Она полузакрыла веки.
Я уже перенял у Никритиной ее нетерпеливое «ну!». Так это всегда бывает в тесной жизни: сначала перенимают друг у друга словечки, фразы и жесты, а под конец жизни муж и жена делаются до смешного похожи один на другого.
— Это было ранней весной, — начала она в тоне классического рассказчика.

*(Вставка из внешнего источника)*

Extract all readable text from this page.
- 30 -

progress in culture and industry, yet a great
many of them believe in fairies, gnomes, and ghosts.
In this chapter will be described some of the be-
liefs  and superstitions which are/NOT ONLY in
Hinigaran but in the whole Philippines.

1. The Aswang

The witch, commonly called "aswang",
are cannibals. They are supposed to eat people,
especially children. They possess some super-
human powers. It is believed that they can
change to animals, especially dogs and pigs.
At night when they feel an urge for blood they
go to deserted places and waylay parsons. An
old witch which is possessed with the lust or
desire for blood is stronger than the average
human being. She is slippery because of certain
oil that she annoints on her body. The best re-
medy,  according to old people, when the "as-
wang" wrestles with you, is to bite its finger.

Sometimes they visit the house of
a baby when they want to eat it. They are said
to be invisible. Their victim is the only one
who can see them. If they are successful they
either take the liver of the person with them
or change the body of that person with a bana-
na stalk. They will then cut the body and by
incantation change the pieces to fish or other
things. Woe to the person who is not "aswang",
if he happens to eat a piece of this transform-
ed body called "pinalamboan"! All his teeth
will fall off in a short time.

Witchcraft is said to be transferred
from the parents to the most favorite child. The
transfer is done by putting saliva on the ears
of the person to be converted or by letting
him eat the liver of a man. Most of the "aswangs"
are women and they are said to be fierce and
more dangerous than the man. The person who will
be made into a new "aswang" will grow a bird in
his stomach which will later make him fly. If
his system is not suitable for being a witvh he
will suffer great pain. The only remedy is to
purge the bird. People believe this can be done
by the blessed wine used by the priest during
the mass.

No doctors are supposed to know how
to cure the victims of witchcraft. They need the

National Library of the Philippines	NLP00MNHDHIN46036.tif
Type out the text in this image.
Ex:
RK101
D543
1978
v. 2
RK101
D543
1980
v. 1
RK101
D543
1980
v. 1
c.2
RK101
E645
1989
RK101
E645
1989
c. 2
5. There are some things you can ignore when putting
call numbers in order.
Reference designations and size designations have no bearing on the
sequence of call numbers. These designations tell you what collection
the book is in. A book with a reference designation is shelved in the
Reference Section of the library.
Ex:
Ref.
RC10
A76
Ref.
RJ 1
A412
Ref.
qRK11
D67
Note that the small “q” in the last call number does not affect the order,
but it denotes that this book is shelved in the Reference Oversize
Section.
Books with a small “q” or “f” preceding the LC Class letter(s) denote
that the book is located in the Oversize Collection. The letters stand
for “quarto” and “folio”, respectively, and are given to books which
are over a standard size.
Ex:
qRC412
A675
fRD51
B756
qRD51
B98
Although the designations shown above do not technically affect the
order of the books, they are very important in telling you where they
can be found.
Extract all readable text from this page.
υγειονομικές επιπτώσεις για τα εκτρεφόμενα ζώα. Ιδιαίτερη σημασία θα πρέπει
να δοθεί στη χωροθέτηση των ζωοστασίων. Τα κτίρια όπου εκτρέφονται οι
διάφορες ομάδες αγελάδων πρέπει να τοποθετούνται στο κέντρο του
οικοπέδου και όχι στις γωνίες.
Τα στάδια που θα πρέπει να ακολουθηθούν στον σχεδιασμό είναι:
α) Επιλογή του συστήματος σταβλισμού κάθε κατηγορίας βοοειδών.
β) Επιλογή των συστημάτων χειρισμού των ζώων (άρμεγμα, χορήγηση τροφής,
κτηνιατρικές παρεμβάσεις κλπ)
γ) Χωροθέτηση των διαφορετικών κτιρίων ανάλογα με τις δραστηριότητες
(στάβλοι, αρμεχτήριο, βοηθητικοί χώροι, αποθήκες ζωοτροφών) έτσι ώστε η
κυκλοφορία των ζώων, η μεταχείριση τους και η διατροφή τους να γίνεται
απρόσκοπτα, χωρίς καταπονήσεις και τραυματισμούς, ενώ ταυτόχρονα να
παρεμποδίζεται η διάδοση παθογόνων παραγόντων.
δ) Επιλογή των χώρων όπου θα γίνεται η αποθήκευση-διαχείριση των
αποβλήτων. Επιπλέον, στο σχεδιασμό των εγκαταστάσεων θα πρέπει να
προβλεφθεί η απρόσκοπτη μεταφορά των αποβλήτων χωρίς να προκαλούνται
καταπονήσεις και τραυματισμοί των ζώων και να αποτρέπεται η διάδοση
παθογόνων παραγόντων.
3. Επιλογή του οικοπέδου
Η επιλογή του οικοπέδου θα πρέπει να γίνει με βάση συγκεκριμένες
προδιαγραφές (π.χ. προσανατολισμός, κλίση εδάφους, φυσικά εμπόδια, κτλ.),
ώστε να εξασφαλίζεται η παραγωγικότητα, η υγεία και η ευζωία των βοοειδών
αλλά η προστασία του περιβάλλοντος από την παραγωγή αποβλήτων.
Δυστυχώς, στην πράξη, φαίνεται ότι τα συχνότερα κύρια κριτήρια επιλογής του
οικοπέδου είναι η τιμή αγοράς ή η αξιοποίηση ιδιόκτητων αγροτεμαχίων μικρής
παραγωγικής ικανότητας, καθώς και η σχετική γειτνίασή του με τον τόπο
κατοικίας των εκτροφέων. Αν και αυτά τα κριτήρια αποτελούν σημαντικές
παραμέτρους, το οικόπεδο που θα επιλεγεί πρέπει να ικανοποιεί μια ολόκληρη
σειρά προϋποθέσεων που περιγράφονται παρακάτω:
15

— Точней: на пороге ранней весны. Когда на всех улицах Парижа продают фиалки. Их бывает так много, что кажется, будто Париж, как модистка, надушился дешевенькой «Пармской фиалкой». Эти духи пахнут молодостью и счастьем. Ведь у счастья, так же как и у горя, есть свой запах. Не правда ли?
— Ты поэт, Изадора!
— Конечно. Как всякая актриса. Если она в актрисы определена небом.
— Допустим, что небо этим занимается.
— Так вот: весна, фиалки, какая-то русская парочка, прогуливающаяся у меня под окнами на рю де ля Пом… Не знаю почему, не знаю, но мне вдруг безумно захотелось пообедать с богом.
Дункан иначе не называла Станиславского.
— Ты, Изадора, и в него была влюблена?
— О, конечно! Но по-другому. Я в жизни потому так много и влюблялась, что это всегда было по-другому. Каждый раз по-другому.
— Значит, совсем как у нас, у мужчин.
— Да что ты!
— Мы только потому и изменяем, что всегда надеемся на новенькое.
— Безобразие! «Новенькое»! У вас это несерьезно. А у нас, у женщин…
— Тем хуже, если у вас каждый раз серьезно. Значит, вам нельзя прощать.
— Любовь — это… это… как искусство. Она должна быть всегда очень большая и очень серьезная.
— Вместо «всегда» я бы предложил слово «иногда».
— Помолчи. Я хочу рассказать про бога.
— Рассказывай, рассказывай.
— И вот в прелестный весенний день я прочла в «Юманите», что он в Париже. Мы с Анатолем Франсом были читателями этой газеты «с сумасшедшинкой». Так говорил мэтр.
Айседора приподняла веки и, скосив глаз, лукаво взглянула на меня.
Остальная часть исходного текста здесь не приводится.